Computer professional Letty Foulkes who is spending a year in the US while her husband is on sabbatical at Cornell says, ‘Dual-career couples still face problems.’ Her husband is a reader in Physics and she adds that if they wanted to move he would have to find a job first because his is the more specialized field. She does concede that although she could be considered a ‘trailing spouse’, she feels employable and could find a challenging and interesting job in her field. Nancy Cox, a geneticist at Chicago University, believes part of the problem is simply male dominance in science and academia. ‘In many disciplines, the most successful practitioners were successful in part because they had a joint effort,’ she says, ‘There were/are plenty of labs in which a spouse (usually the wife) is responsible for running a big lab. When women go into the workforce, they almost never have that kind of support – their husbands have lives and careers.’
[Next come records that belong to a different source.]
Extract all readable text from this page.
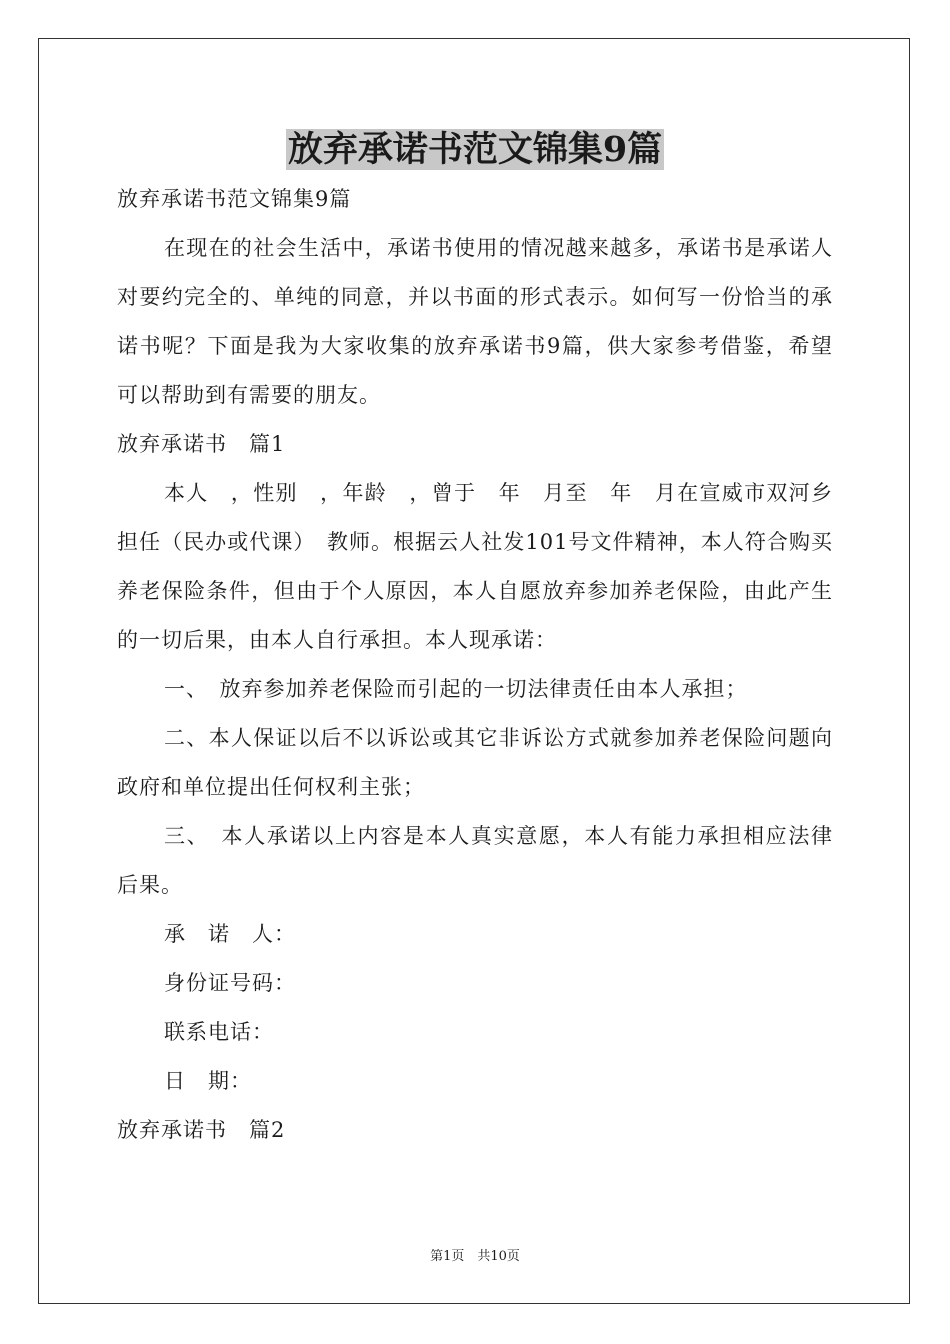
放弃承诺书范文锦集9篇

放弃承诺书范文锦集9篇

在现在的社会生活中，承诺书使用的情况越来越多，承诺书是承诺人对要约完全的、单纯的同意，并以书面的形式表示。如何写一份恰当的承诺书呢？下面是我为大家收集的放弃承诺书9篇，供大家参考借鉴，希望可以帮助到有需要的朋友。

放弃承诺书　篇1

本人　，性别　，年龄　，曾于　年　月至　年　月在宣威市双河乡担任（民办或代课）　教师。根据云人社发101号文件精神，本人符合购买养老保险条件，但由于个人原因，本人自愿放弃参加养老保险，由此产生的一切后果，由本人自行承担。本人现承诺：

一、　放弃参加养老保险而引起的一切法律责任由本人承担；

二、本人保证以后不以诉讼或其它非诉讼方式就参加养老保险问题向政府和单位提出任何权利主张；

三、　本人承诺以上内容是本人真实意愿，本人有能力承担相应法律后果。

承　诺　人：

身份证号码：

联系电话：

日　期：

放弃承诺书　篇2

第1页　共10页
Indeed, the problem of having a tenured spouse can lead to long-term disaffection by academia. Elizabeth Griffin, an astrophysicist has spent her career in Oxbridge on a long succession of short-term grants. She attributes this state of affairs largely on the attitude of universities to her then being married to a tenured staff member. She was told, when attempting to enter faculty, that she “didn’t need a job”, she “had a husband and he had a job” and she “wasn’t starving”.
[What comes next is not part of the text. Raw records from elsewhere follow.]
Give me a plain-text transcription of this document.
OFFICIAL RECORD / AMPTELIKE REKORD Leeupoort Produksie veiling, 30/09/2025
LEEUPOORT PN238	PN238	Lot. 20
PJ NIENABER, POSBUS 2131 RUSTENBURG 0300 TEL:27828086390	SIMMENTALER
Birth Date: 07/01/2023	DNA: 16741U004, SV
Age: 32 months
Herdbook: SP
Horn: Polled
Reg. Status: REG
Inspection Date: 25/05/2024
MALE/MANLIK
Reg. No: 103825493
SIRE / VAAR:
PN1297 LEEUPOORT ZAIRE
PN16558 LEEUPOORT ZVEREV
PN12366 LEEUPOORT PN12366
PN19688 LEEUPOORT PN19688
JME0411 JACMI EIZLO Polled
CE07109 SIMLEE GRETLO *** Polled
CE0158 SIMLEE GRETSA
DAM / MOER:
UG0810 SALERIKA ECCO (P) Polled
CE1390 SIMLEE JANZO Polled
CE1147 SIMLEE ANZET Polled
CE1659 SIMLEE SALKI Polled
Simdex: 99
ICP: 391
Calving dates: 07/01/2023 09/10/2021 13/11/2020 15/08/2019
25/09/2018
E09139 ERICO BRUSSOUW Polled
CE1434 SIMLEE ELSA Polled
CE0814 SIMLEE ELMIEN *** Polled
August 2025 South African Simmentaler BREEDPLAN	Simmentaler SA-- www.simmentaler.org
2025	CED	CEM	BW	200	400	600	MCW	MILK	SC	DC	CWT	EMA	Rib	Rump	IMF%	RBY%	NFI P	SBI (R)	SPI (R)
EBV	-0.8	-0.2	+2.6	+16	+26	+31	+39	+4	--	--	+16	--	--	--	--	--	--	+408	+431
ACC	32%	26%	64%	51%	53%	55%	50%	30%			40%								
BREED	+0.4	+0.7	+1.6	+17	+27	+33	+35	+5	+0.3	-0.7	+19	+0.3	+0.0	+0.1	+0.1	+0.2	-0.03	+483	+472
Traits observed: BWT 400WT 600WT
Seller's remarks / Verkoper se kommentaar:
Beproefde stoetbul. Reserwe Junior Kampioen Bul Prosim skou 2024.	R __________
David Jefferies, a senior lecturer at Surrey University is married to Christina a professor of Social Gerontology at the University of London and they have been a dual career couple since she got her PhD in 1978. ‘It has posed constraints,’ he says, many for her, fewer for me although she is better adapted to the routine work requirements of modern academia and, he adds, ‘she has taken over the lead, if such there is, in terms of status and income.’
Geographer Megan Blake of Sheffield University in England has studied the issue of dual-career couples. She herself left New England-New Hampshire where her husband was working at Dartmouth College. In her words, she ‘trailed’ her husband to Leeds and secured a job at nearby Sheffield. Blake works with husband Adrian Bailey (Leeds University) and Thomas Cooke (Connecticut University) on career trajectories for married couples. ‘Many US universities will consider offering a second post to a trailing spouse,’ she says, ‘but, historically this second post was for the female partner and often involved some type of administrative or temporary job rather than a job with a reasonable career ladder.’
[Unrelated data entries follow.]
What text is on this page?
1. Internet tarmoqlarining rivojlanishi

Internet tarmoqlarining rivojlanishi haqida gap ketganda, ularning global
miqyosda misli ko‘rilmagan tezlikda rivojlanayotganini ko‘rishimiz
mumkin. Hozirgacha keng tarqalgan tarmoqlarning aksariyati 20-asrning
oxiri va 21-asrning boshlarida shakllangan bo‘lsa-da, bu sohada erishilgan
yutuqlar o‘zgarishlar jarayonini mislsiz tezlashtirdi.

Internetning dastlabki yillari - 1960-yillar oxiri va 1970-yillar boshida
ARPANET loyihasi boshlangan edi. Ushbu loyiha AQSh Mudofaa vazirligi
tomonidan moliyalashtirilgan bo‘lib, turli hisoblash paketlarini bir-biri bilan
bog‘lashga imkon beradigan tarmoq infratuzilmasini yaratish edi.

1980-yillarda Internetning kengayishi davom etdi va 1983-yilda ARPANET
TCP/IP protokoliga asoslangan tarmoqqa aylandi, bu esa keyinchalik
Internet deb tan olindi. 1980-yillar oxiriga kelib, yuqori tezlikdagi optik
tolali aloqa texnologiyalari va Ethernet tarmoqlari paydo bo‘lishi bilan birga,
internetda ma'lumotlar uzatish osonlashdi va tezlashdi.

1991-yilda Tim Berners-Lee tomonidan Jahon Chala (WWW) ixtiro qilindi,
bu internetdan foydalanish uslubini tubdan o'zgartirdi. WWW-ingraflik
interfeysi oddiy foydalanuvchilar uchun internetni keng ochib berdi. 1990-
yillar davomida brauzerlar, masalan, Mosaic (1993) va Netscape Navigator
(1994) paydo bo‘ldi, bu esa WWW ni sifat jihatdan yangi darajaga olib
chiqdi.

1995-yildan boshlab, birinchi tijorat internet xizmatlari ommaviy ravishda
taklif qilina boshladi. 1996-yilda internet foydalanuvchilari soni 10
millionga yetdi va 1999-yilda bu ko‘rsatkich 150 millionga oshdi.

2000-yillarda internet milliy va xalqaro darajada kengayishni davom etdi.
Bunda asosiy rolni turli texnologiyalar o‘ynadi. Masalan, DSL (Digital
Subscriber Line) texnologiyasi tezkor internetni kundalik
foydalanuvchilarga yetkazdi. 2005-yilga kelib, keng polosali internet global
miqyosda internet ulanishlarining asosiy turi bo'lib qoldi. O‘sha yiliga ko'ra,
The whole issue of dual-career couples can affect almost anyone in a partnership. There are countless permutations and this article did not even begin to address the added dimension of same-sex relationships. The problems have been around for a long time, ranging from a commutable home to dealing with divorce when a couple undertake a job share. There are some initiatives and for some couples the situation has improved, but, says Blake, ‘The point needs to be made over and over that the issue of dual career couples needs to be addressed.’
Dual couples resources web site – no longer online, but found in archive.org
Problems facing physicists – McNeil and Sher’s report and dual career couples and links to spousal hiring programs.
FACT 43% of married female physicists are married to other physicists, whereas only 6% of married male physicists have a physicist spouse
FACT Some 38% of female chemists are married to other scientists, while just 21% of male chemists are married to a scientist, according to statistics reported by the American Chemical Society.